Almost all of the major technological innovations in the first half of the 20th century came from Europe and North America. Somewhat surprisingly, this pattern has also largely held true for the first 50 years of the information technology era.

But looking ahead, we expect this to change profoundly, as we enter an era of truly global science. In addition to North America and Europe, world-class R&D is now taking place in China, India, Japan, Korea,Taiwan, Singapore, Israel and Australia, with Brazil, Russia, Mexico, Chile, South Africa and others not too far behind. Combined with the rapid increases in the number of women in the scientific community, it seems fair to say that the total scale of scientific endeavour will increase by an order of magnitude.

This tremendous expansion of talent and investment will prove to be vital because sustainably supporting a planet of nearly 10 billion people will require major scientific advances and significant disruptive change across virtually every realm of human activity, including transportation, energy, agriculture, food, materials, healthcare, infrastructure, education and the environment. Information technology will be an essential enabling technology in all of these areas, as capabilities that once seemed to be science fiction become the new global norms.

Telling your firm’s disruptive story

These days the media, especially in America, loves to use the word ‘narrative’, but we’re basically talking about storytelling: clear, high-level (but detailed enough) strategic communications. It’s an area where many of our clients still fall short.

Most firms today can articulate their business strategy, and most IT departments have some sort of strategic planning process. But we see surprisingly few incumbents make a concerted effort to produce a digital business strategy document that uses plain language, and is compelling inside and outside of the firm. This is unfortunate. The act of producing such a document forces the entire company to get on the same page in a way that separate business and IT strategy documents do not.

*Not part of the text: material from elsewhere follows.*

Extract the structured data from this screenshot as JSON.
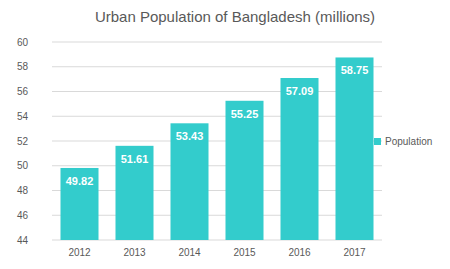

We think strategic storytelling is particularly valuable in coping with potentially disruptive change. As our research shows, there is a wide range of possibilities and opinions in every industry. But how are these many uncertainties translated into the logic of what your company actually intends to do? The industry-specific profiles provided in our full report can serve as a useful starting point. How does your firm expect technology to change the way your industry works, and how is this thinking shaping the digital direction of your firm? Seeking and sustaining consensus in these ever-evolving areas is at the heart of strategic leadership today. Does your firm tell a convincing digital disruption story?